Desporto

Super Bowl LXI: a troca por Myles Garrett é Les Snead a reparar um único número

Kenji Nakamura

Todos os anos, em agosto, circula a mesma lista, e todos os anos ela se consolida no mesmo veredito: aqui estão as franquias que apostaram tudo. Os Los Angeles Rams estão no topo, e a justificação escreve-se sozinha — agora têm no mesmo plantel o MVP reinante da liga e o Jogador Defensivo do Ano reinante, uma dupla que nenhuma equipa na história do desporto alguma vez teve ao mesmo tempo. Parece uma farra de compras. Na verdade, é mais um trabalho de reparação.

A cobertura óbvia classifica estrelas; raramente classifica sistemas. Enquadrar os Rams como um ranking de ambição e perde-se o que o seu diretor-geral, Les Snead, realmente comprou. Snead não corrigiu um pass rush que os Rams não tinham — a pressão nunca foi o seu problema. Ele corrigiu algo mais estreito e mais frio: o que acontece na jogada que termina as séries ofensivas. A distância entre gerar pressão e finalizá-la é onde a época passada correu mal silenciosamente, e é a única distância que esta troca foi construída para encurtar.

A lacuna tem uma forma. Los Angeles terminou empatada com o terceiro menor número de sacks em terceira descida na liga — à frente apenas de Dallas e São Francisco — enquanto se situava perto do topo em pressão total, com 47 sacks e uma taxa de pressão de 41,6%, segundo a contabilidade da CBS Sports. O edge rusher que trocaram, Jared Verse, personificava exatamente o defeito: 80 pressões ao quarterback, o sexto maior número na NFL, convertidas em apenas 7,5 sacks. Muito calor, poucas mortes. Na jogada decisiva, os Rams deixaram os quarterbacks escapar, e a conta chegou tarde — sofreram 30 ou mais pontos em cinco dos seus últimos nove jogos, incluindo duas derrotas para os eventuais campeões em Seattle por uma média perto de 35.

Nesse buraco preciso, Snead colocou o único jogador que faz o que os Rams não conseguiam. Myles Garrett liderou a NFL com 11 sacks em terceira descida na época passada, três e meio a mais do que qualquer outro, a caminho de um recorde de temporada única de 23. Retire o brilho e o movimento é quase clínico: trocar um gerador de pressão que não conseguia finalizar pelo melhor finalizador vivo. Os Rams pagaram na moeda que gastam sempre — Verse mais uma escolha de primeira ronda de 2027, uma de segunda de 2028 e uma de terceira de 2029, enviadas para Cleveland — porque a falha era específica o suficiente para ter preço.
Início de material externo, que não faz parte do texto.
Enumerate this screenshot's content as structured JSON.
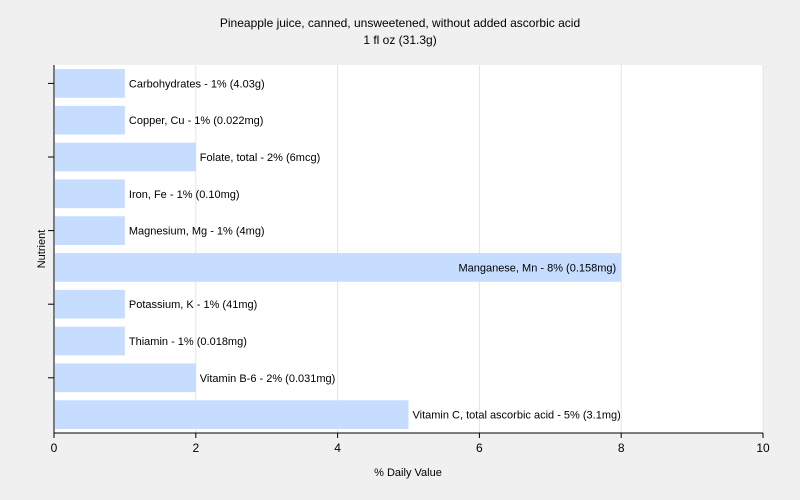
{
  "chart_data": {
    "type": "bar",
    "orientation": "horizontal",
    "title": "Pineapple juice, canned, unsweetened, without added ascorbic acid",
    "subtitle": "1 fl oz (31.3g)",
    "xlabel": "% Daily Value",
    "ylabel": "Nutrient",
    "xlim": [
      0,
      10
    ],
    "xticks": [
      0,
      2,
      4,
      6,
      8,
      10
    ],
    "grid": true,
    "bar_color": "#c6ddff",
    "categories": [
      "Carbohydrates",
      "Copper, Cu",
      "Folate, total",
      "Iron, Fe",
      "Magnesium, Mg",
      "Manganese, Mn",
      "Potassium, K",
      "Thiamin",
      "Vitamin B-6",
      "Vitamin C, total ascorbic acid"
    ],
    "values": [
      1,
      1,
      2,
      1,
      1,
      8,
      1,
      1,
      2,
      5
    ],
    "data_labels": [
      "Carbohydrates - 1% (4.03g)",
      "Copper, Cu - 1% (0.022mg)",
      "Folate, total - 2% (6mcg)",
      "Iron, Fe - 1% (0.10mg)",
      "Magnesium, Mg - 1% (4mg)",
      "Manganese, Mn - 8% (0.158mg)",
      "Potassium, K - 1% (41mg)",
      "Thiamin - 1% (0.018mg)",
      "Vitamin B-6 - 2% (0.031mg)",
      "Vitamin C, total ascorbic acid - 5% (3.1mg)"
    ]
  }
}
Esta é a parte que a piada obscurece. O ‘F them picks’ de Snead, gritado durante a celebração do título dos Rams em 2022, é citado como imprudência. Está mais perto de um método. Ele troca incerteza futura por certeza presente sempre que uma janela está aberta, e fê-lo com precisão suficiente para fazer diferença — o negócio de 2019 por Jalen Ramsey, a troca de 2021 por Matthew Stafford que rendeu um Lombardi no final dessa mesma época. ‘Não quero estar sentado aqui, em abril, e dizer: OK, escolhemos um jogador e agora vamos para o Super Bowl’, disse ele uma vez. ‘Há muito trabalho duro que acontece entre esta noite e quem quer que esteja a jogar nesse jogo em fevereiro.’ A troca de Garrett é essa frase tornada literal.

As apostas são invulgarmente geográficas desta vez. O Super Bowl LXI será disputado no SoFi Stadium, o próprio estádio dos Rams, num campo que ainda passa pelos campeões reinantes em Seattle. Uma final em casa transforma a aritmética de Snead em binária: ganhá-la e o armário de draft esgotado e a espinha envelhecida — Stafford à cabeça, com a ESPN a reportar que o clube até convenceu Aaron Donald a voltar — tornam-se uma nota de rodapé para uma bandeira. Perder, e os anos hipotecados chegam sem título para os servir.

Essa é a forma honesta de uma aposta no presente, e é por isso que a lista de cinco equipas achata a história. Os 49ers são velhos e limitados pelo teto salarial; os Bills e Ravens estão encurralados pela economia dos quarterbacks; os Broncos estão a comprar nas margens. Apenas uma franquia identificou um único número falhado e gastou três drafts para o eliminar. Os Rams não apostaram tudo numa época. Snead apostou tudo numa jogada — e toda a aposta depende agora de saber se o terceiro-e-7 em fevereiro pertence ao homem por quem ele trocou.